Medicine has little to contribute in the treatment of aortic valve stenosis. In mild cases, it is nonessential and in critical ones, medicine is ineffective. However, it is essential that for all patients with aortic stenosis, treatment, irrespective of the severity, should have a prophylactic antibiotic for potentially septic danger. Patients with moderate aortic stenosis (obstructive valve area 1.5 to 1.0 square centimeters)are recommended to refrain stressful activities such as heavy weight exercises. Aortic stenosis has been on the upswing in the last few years. Therefore, patients are advised to have their examination done annually and have monitoring of the condition done by echo-cardiography evaluations.

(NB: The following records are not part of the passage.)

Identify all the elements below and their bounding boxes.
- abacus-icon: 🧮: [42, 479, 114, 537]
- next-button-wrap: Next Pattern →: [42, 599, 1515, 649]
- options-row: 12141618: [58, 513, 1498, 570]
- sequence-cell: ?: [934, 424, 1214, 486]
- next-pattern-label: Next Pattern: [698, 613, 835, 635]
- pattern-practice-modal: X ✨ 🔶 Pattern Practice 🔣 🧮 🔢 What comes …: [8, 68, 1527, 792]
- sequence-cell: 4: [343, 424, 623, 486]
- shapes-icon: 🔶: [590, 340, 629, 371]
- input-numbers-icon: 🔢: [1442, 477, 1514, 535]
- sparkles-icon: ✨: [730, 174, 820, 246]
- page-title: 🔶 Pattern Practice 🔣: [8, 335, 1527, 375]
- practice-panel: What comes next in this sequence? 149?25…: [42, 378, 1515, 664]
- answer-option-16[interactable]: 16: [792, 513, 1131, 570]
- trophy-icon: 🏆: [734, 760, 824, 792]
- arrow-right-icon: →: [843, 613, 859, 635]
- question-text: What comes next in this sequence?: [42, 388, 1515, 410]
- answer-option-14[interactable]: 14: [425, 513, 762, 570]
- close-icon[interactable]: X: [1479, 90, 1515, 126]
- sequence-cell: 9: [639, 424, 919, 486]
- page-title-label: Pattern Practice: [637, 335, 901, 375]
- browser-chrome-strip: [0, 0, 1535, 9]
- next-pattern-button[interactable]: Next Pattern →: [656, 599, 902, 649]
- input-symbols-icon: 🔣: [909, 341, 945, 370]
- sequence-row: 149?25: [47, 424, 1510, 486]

Patients with a severe left ventricular anomaly and fluid retention will profit from from a treatment of bed rest and treatment with a diuretic before any surgery is contemplated. Prolonged treatment of these patients with large doses of powerful diuretics merely produces potassium depletion with a corresponding increase in the risk of post-operative rhythm disturbances. In North America, Asia, Australia and Western Europe, aortic stenosis effects mainly older people. Calcific aortic stenosis is often seen in middle age as a result of congenital bicuspid aortic valve.
Treatment of aortic stenosis in critical cases is surgery, and aortic valve replacement in these cases is an extremely effective operation. In uncomplicated cases, balloon angioplasty and surgical valvotomy are the operations of choice.
Balloon angioplasty
Balloon angioplasty may be the only intervention indicated but is often used as a transient means to hold off open-heart surgery. During the procedure, thin plastic tubes, known by the name of catheters are positioned in the large blood vessels in the legs and carefully guided to the heart. The tip of the catheter is inserted across the aortic valve and the balloon is filled with air. The balloon gradually dilates the narrowed area and allows proper flow of blood. There are very few chances of complications which include perforation, hemorrhage , injury to femoral artery, and aortic valve perforation. The incidence of post-operative complications is low and includes damage to the femoral artery, bleeding, perforation, and aortic valve leakage. This approach is usually confined to those with congenital aortic stenosis; mainly in children or adolescents.
Surgical valvotomy
During the performance of this surgery, the chest is opened by means of a longitudinal incision along the sternum. The heart is ceased for a small while and the body is supported by a heart lung bypass machine. An incision is made in the ascending aorta where it exits the left ventricle and an instrument called a dilator is then installed through the opening of the aortic artery. This instrument allows dilation and subsequent opening of the artery but care must be taken not to over-dilate since that would stretch the valve beyond its capacity and allow a back-flow of blood into the ventricle.
Aortic valve replacement In case of severe damage to the valve, it has to be surgically replaced with an artificial valve. In some cases, the patient`s own pulmonary valve may be used and this procedure is known as Ross OperatioMedical or a pulmonary auto-graft. Valve replacements alone are not always enough to repair the narrowing of the aorta where is leaves the ventricle. Sometimes the whole area leading out of the ventricle to the aorta is too small even if the leaflets are opened apart to the maximum. In such cases, the valve replacement is done with a technique known as Konno procedure. In this technique, the left ventricular outflow tract and the ring of the valve are enlarged. Although the risks of surgical treatment of aortic stenosis are higher ,the excellent improvement in the patient's health as compared to the poor prognosis if untreated, makes the option of surgery attractive.